Not quite enough, Chris. If you view the conventional compiler as having
three phases: parse, optimize, generate (generate includes local optimization),
you need the "linker" to do the last two. Actually, I like the idea.
Paul
tps@chem.ucsd.edu (Tom Stockfisch) (05/25/88)
In article <11609@mimsy.UUCP> chris@mimsy.UUCP (Chris Torek) writes: >One I forgot: inline expansion. >daxpy is certainly short enough to write in line: > >The resulting expansion (either from the cleaner but nonstandard >`inline void' versions, or the macro version) will likely not only run >faster (no subroutine call overhead) but also be in a place where the >optimiser can see whether there are aliasing problems. >In-Real-Life: Chris Torek, Univ of MD Comp Sci Dept (+1 301 454 7163) I don't think this will help much. A routine which calls something as low-level as daxpy() probably will be given pointer arguments itself rather than be operating directly on external arrays. Even if it isn't, most numerical C programming uses malloc() to get arrays and matrices. So the compiler still will not be able to determine when pointers are aliases. Given the awkwardness and limitations of #pragma directives, I think the best course for vectorizing compiler writers is to experiment with their own ideas of what noalias (and perhaps some other mechanism as well) should mean. People can always port code written using noalias by compiling with "cc -Dnoalias=" -- || Tom Stockfisch, UCSD Chemistry tps@chem.ucsd.edu
ok@quintus.UUCP (Richard A. O'Keefe) (05/25/88)

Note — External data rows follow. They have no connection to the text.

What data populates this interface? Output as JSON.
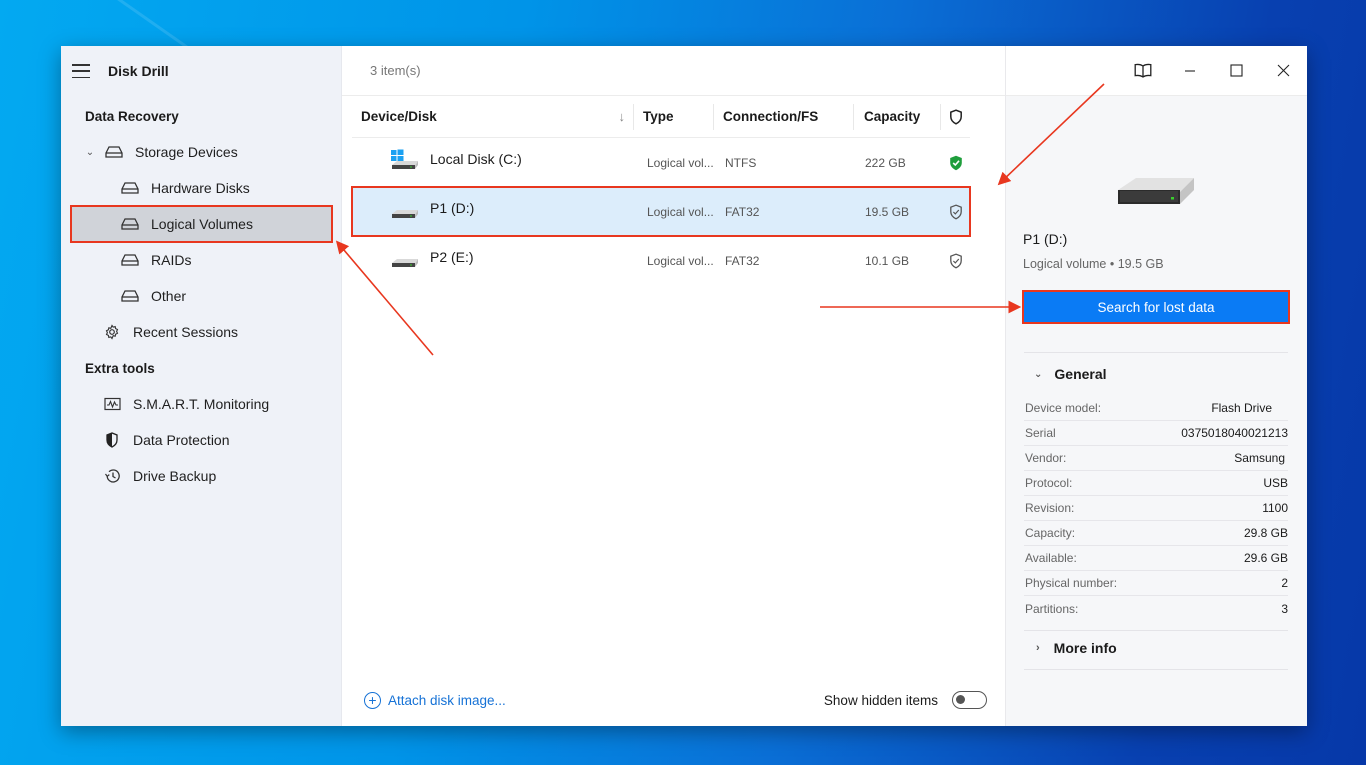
{
  "app": {
    "title": "Disk Drill",
    "accent_color": "#0a7bf5",
    "annotation_color": "#e8371f"
  },
  "sidebar": {
    "sections": [
      {
        "title": "Data Recovery",
        "items": [
          {
            "label": "Storage Devices",
            "icon": "drive-icon",
            "expanded": true
          },
          {
            "label": "Hardware Disks",
            "icon": "drive-icon"
          },
          {
            "label": "Logical Volumes",
            "icon": "drive-icon",
            "selected": true
          },
          {
            "label": "RAIDs",
            "icon": "drive-icon"
          },
          {
            "label": "Other",
            "icon": "drive-icon"
          },
          {
            "label": "Recent Sessions",
            "icon": "gear-icon"
          }
        ]
      },
      {
        "title": "Extra tools",
        "items": [
          {
            "label": "S.M.A.R.T. Monitoring",
            "icon": "monitor-pulse-icon"
          },
          {
            "label": "Data Protection",
            "icon": "shield-half-icon"
          },
          {
            "label": "Drive Backup",
            "icon": "history-icon"
          }
        ]
      }
    ]
  },
  "main": {
    "item_count": "3 item(s)",
    "columns": [
      "Device/Disk",
      "Type",
      "Connection/FS",
      "Capacity"
    ],
    "sort_indicator": "↓",
    "rows": [
      {
        "name": "Local Disk (C:)",
        "type": "Logical vol...",
        "fs": "NTFS",
        "capacity": "222 GB",
        "protection": "protected",
        "icon": "windows-drive-icon"
      },
      {
        "name": "P1 (D:)",
        "type": "Logical vol...",
        "fs": "FAT32",
        "capacity": "19.5 GB",
        "protection": "unprotected",
        "icon": "drive-icon",
        "selected": true
      },
      {
        "name": "P2 (E:)",
        "type": "Logical vol...",
        "fs": "FAT32",
        "capacity": "10.1 GB",
        "protection": "unprotected",
        "icon": "drive-icon"
      }
    ],
    "footer": {
      "attach_label": "Attach disk image...",
      "show_hidden_label": "Show hidden items",
      "show_hidden_on": false
    }
  },
  "details": {
    "name": "P1 (D:)",
    "subtitle": "Logical volume • 19.5 GB",
    "search_button": "Search for lost data",
    "general_title": "General",
    "properties": [
      {
        "key": "Device model:",
        "value": "Flash Drive"
      },
      {
        "key": "Serial",
        "value": "0375018040021213"
      },
      {
        "key": "Vendor:",
        "value": "Samsung"
      },
      {
        "key": "Protocol:",
        "value": "USB"
      },
      {
        "key": "Revision:",
        "value": "1100"
      },
      {
        "key": "Capacity:",
        "value": "29.8 GB"
      },
      {
        "key": "Available:",
        "value": "29.6 GB"
      },
      {
        "key": "Physical number:",
        "value": "2"
      },
      {
        "key": "Partitions:",
        "value": "3"
      }
    ],
    "more_info_title": "More info"
  }
}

In article <221@chem.ucsd.EDU>, tps@chem.ucsd.edu (Tom Stockfisch) writes: > Given the awkwardness and limitations of #pragma directives, I think the > best course for vectorizing compiler writers is to experiment with their > own ideas of what noalias (and perhaps some other mechanism as well) should > mean. People can always port code written using noalias by compiling with > "cc -Dnoalias=" #pragma is pretty open-ended, so I don't see why it should be awkward. Apart from the "no change to the meaning of the program" bit which might as well be thrown away, #pragma seems to me a much better means than something like noalias. Why? Well, let's take the daxpy() example. The property the compiler needs is NOT that dx has no aliases or that dy has no aliases, but that dx and dy do not overlap. More generally a declaration #pragma disjoint(x, ..., z) might tell a compiler "assume that anything accessed via 'x' is distinct from anything accessed via ..., 'z'" and so on. I might well have a program with four pointers p, q, r, s where #pragma disjoint(p, q) /* or _disjoint (p,q), (r,s); */ #pragma disjoint(r, s) /* or whatever */ but p and r might be potentially aliased and so might q and s. That shouldn't inhibit optimisation in regions where only p and q appear or where only r and s appear. This is not a proposal for a replacement for 'noalias'. I merely point out that since aliasing is a property of _sets_ of variables, trying to hack it with declarations about _single_ variables doesn't seem like a good approach.